Her career's rise is all the more meaningful since her heart was broken at the time of the Tonys show: Her marriage to fellow Broadway star Steven Pasquale had ended, and the chance to laugh at the Tonys was perfect.
"I really needed that. I needed to be amongst all of those people that I love in that room and get to be funny and silly and self-effacing. I felt like from then on it was this upward trajectory. I felt the angels were really looking out for me.
Benanti, who won a Tony in the Broadway revival of "Gypsy" alongside Patti Lupone, also earned Tony nominations for her work in "Women on the Verge of a Nervous Breakdown," "Into the Woods" and "Swing."

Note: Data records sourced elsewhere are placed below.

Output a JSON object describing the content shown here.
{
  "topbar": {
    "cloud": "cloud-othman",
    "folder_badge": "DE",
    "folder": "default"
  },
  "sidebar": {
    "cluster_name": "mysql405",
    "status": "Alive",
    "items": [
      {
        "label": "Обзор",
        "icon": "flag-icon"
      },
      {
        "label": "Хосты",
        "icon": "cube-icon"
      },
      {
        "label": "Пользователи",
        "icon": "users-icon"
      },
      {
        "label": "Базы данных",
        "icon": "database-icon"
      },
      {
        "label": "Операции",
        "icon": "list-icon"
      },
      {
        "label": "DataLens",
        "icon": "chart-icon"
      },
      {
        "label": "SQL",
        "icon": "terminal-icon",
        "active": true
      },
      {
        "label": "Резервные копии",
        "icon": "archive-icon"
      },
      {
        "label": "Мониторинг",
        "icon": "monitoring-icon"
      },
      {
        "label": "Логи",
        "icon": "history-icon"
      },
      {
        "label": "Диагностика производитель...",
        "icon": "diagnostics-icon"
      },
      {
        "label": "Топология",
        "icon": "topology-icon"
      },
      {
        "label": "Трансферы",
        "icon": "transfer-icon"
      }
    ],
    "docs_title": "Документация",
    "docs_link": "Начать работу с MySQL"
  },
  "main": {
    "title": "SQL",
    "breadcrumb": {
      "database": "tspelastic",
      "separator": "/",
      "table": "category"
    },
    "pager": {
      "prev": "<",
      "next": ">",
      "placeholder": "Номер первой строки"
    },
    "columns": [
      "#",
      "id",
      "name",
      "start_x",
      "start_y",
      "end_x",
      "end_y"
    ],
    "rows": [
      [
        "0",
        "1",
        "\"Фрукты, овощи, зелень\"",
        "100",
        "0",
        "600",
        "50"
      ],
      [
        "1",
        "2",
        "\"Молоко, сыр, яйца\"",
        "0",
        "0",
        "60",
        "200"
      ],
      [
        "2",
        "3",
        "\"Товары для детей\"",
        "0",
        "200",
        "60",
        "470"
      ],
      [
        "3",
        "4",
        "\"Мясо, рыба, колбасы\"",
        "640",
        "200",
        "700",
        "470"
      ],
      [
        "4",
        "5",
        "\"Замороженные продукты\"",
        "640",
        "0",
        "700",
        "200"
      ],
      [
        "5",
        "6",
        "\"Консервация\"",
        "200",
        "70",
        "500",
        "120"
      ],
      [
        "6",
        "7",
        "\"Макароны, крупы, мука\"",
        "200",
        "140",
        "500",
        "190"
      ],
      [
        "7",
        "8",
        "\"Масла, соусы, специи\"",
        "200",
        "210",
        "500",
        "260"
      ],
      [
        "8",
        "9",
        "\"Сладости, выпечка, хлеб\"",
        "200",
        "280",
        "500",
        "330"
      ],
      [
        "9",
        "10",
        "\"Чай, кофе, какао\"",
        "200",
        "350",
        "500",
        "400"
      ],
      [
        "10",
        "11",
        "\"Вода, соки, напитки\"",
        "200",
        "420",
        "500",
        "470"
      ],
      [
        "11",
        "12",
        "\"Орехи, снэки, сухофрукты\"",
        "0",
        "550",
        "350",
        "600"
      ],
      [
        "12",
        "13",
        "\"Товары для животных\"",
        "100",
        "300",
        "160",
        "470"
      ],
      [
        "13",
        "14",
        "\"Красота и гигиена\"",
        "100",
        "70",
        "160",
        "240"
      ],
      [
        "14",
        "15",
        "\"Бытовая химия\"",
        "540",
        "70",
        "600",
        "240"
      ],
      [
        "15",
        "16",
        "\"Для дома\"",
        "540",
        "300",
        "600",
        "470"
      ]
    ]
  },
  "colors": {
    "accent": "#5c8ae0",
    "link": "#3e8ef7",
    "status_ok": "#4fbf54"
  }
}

On her new CD, she fuses theater standards with pop music and original songs. Recorded live at the club 54 Below, the album showcases her immense charm.
She talked about her CD and "The Sound of Music" in a recent interview with The Associated Press.
Q: You've left the fun, goofy stuff you talk about during your cabaret show between songs on the CD. Why?
A: I want people who weren't able to get to New York to get to share the show. This way you're able to really experience it as if you were there. You just don't get to see me make idiotic faces. You can get to hear me be an idiot.
Q: Do you feel you've been getting more attention since "The Sound of Music"?
A: Yes. It definitely felt like I was an overnight success after 16 years. I gained probably 6,000 Twitter followers and had a lot of people congratulating me. Being out in Los Angeles for this trip feels extremely different than it's ever felt. I feel like people are like, ‘Oh, we get you now.' I felt frustrated before, like they didn't really know what to do with me.
Q: Was it fun doing a live show on television?
A: I had a wonderful experience doing that show. It's everything that I like to do. It's singing, it's acting. It's a period piece, which I'm super comfortable doing. And it was on television. So it's everything that I enjoy at once -- and it's live.
Q: Any downside?
A: What I get frustrated with is when I feel like people in the theater community were horribly cruel to Carrie (Underwood). No. 1, we have to remember that she'd never done anything like that before. Her learning curve was incredibly steep. From the first day of rehearsal to the performance, she grew in leaps and bounds. I think it takes tremendous heart and courage to come back to work every single day knowing that maybe you're not that good yet. She came to work every day and cracked her heart open and was like, ‘Teach me. I want to learn.' I think she did a beautiful job.
Q: Was it more stressful than anything you've done?
A: Weird things happen to me when I get incredibly nervous. I become incredibly calm. It's very weird. If I'm a little bit nervous, it's not a good situation. If I'm extremely nervous, something takes over and I am like a Buddha. So I was nervous and certainly when my skirt got stepped on, I was thrown for a minute but -- and not to sound like Daniel Day-Lewis or anything -- I was in that character and so my response was to respond like her, which was like smiling on the outside but on the inside it's like ‘Bring me that man's head on a platter.'
Q: The next live one will be "Peter Pan." Would you do it if asked?
A: Yeah. I mean, look, I would do it every year. I would love to be part of a troupe of actors that does this every year. I will do it as many times as they ask me to do it, especially if they do ‘My Fair Lady.' I would really like to do that.